Nous entrons dans le village et tentons de nous diriger vers l’endroit où nous avons réservé la nuit. Nous savons qu’il est « en haut » du village.
Comme c’est jour de fête, il y a un peu plus d’animation qu’il doit y avoir un dimanche après midi. J’ose entrer dans le jardin d’une maison où je vois, dans le sous sol une table entourée de convives qui parlent fort. Je me dirige vers eux et les conversations s’éteignent. Je suis scruté, je le sens et je fais un signe de paix et dis un grand bonjour en espagnol. L’ambiance se relâche un peu. Je dis où je veux aller et celui qui semble être le doyen de la table se lève et m’entraîne vers la rue en me montrant la maison que nous cherchons. Au dessus de chez lui, un peu à gauche. Prenez le chemin qui est là, vous verrez c’est facile à trouver. Merci. Et il m’invite à la crémation de l’âne (en carton !) qui aura lieu ce soir à 18h mais me dit pas où. Il m’a montré l’église, sans plus. Nous n’irons malheureusement pas pour cause de tendinite à reposer.
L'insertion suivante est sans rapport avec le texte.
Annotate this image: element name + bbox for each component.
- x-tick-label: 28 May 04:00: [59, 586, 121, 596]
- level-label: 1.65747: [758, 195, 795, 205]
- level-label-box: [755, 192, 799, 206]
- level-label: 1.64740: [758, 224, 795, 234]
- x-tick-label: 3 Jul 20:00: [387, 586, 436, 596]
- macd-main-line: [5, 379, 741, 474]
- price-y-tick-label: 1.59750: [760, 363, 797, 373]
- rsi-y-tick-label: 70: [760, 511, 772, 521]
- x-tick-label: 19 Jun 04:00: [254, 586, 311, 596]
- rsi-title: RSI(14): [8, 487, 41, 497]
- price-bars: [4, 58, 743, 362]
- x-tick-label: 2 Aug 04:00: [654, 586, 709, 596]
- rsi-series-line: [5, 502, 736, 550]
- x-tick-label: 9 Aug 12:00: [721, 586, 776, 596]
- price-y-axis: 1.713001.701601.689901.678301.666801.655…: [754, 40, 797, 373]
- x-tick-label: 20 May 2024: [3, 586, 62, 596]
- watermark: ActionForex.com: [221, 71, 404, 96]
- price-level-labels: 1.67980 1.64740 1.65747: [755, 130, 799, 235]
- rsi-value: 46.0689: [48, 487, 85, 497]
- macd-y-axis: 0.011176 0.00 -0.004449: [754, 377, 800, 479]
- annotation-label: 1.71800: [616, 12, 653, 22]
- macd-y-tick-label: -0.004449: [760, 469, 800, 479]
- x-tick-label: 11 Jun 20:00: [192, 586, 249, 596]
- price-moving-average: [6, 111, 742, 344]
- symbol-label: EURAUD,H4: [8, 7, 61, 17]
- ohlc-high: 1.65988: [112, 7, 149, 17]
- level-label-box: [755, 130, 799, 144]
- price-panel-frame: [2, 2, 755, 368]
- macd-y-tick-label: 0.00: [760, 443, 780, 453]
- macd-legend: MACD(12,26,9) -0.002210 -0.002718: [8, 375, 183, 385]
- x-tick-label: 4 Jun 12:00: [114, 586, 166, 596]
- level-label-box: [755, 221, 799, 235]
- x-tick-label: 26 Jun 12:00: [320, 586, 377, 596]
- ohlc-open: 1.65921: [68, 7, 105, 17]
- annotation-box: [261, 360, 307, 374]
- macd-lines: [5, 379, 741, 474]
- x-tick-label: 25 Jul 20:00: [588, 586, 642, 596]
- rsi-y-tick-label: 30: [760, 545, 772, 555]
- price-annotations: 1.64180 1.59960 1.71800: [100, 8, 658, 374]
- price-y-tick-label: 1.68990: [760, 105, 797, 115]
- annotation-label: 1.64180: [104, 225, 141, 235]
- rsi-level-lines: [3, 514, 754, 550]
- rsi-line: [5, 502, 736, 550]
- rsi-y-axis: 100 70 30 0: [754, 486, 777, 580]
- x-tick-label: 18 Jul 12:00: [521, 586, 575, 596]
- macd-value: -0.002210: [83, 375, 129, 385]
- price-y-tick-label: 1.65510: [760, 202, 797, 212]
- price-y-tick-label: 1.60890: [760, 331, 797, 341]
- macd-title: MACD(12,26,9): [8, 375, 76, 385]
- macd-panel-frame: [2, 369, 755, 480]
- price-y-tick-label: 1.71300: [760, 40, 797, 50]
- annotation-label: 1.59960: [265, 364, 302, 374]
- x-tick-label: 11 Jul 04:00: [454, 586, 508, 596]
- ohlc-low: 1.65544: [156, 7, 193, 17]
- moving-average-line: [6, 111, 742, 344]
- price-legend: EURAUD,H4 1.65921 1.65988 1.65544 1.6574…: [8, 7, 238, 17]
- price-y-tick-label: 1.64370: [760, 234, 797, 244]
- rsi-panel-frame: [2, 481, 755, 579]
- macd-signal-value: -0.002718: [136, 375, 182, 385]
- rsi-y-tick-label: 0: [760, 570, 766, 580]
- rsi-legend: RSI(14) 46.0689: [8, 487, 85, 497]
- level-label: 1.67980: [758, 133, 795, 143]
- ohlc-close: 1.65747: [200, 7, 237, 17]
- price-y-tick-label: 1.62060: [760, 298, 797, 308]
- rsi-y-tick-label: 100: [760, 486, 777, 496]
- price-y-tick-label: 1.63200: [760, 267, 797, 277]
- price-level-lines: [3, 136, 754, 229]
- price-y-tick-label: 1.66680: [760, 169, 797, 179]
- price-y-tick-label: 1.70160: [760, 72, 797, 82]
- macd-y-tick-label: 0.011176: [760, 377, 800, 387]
Nous sommes bien reçus par notre hôte qui nous conduit à un appartement de 80m2. Belle chambre calme, grand salon cuisine salle à manger et salle de douche de belle taille aussi. Il y a un beau pain de campagne et une belle saucisses sèche sur la table de la salle à manger.
Repos, lessive, jambes en l’air. Quand cela est fait, il nous faut sortir pour trouver où dîner, un dimanche soir, dans un village en fête. Après avoir cherché et interrogé quelques passants, nous devons constater qu’il n’y a que le bar du stade qui est ouvert.
On nous servira du jambon et du fromage, un coup de vin rouge pour pas grand chose. Demain, pas de petit déjeuner, c’est fermé…
Retour à notre logement de bonne heure. La nuit sera excellente et bien tranquille.